In 2019, our Amsterdam centre for History of Hermetic Philosophy and Related Currents (HHP) celebrated its 20-year anniversary, coinciding with the 7th biannual conference of the ESSWE. At the 10-year anniversary we had already published a modest memorial volume: Hermes in the Academy (Amsterdam University Press 2009, edited together with Joyce Pijnenburg). We now brought out a larger volume designed to address various stereotypes and misconceptions about the field: Hermes Explains (Amsterdam University Press 2019, edited together with Peter J. Forshaw and Marco Pasi). This anniversary-cum-conference felt like the completion of a twenty-year cycle, and the opening of a new one. Over the course of the years, I have come to be more and more interested in consciousness and alterations of consciousness, as I believe they are central to what revealed or salvational "knowledge" (gnosis) means in the context of Western esotericism; so this focus plays a key role in my most recent monograph Hermetic Spirituality and the Historical Imagination: Altered States of Knowledge in Late Antiquity (Cambridge University Press 2022). Not only does this book move away from "esotericism" as a general subject towards the much more specific phenomenon of Hermetic spirituality, but it also reflects a new fascination with textual Hermeneutics (Hans-Georg Gadamer) and philosophy of language. 

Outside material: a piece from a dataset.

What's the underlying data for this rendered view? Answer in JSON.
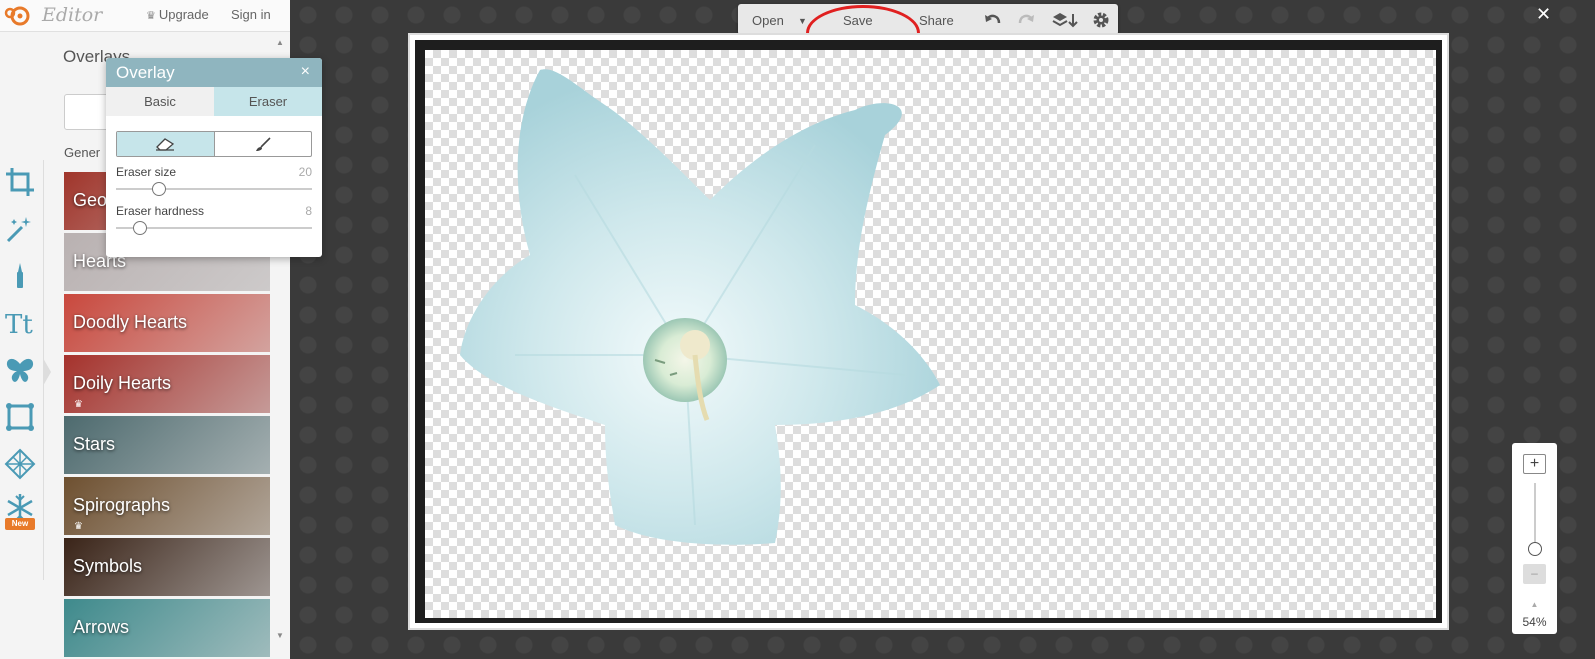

In recent years I have become concerned more and more deeply about (for lack of a less dramatic formulation) the future of Western culture. I grew up and reached maturity at a time when most academics took the progress of civilisation for granted; and while working to establish a new field of research, I never doubted that the Humanities in which I had been trained would always be there to provide a wider intellectual context. In the wake of the financial crisis of 2008 and the political turmoil of recent years, I have begun to doubt these assumptions. The culture I used to take for granted and all the values on which it was based are in rapid decline, and it is entirely possible that the Humanities will either not survive at all or will be mutated beyond recognition. It is against this background that I hope to write a book for the general market about Western culture. The central argument will be that if we truly take seriously everything that used to be marginalised or discredited as not "truly" part of Western culture, the result must be a completely new and much more truthful narrative about what the history of that culture I care about is (or should be) all about.  

 

Finally, I find myself returning more and more often to my initial fascination with the arts, especially literature and music. A while ago it dawned on me that among the countless texts that fall within my domain of scholarly interest, those that impress me most always have some kind of intrinsic poetic qualities - "poetic" being used here in a wide and comprehensive sense that includes all forms of artistic expression. Poeticity may ultimately be at the centre of my life-long fascination for what the Germans call das Andere der Vernunft.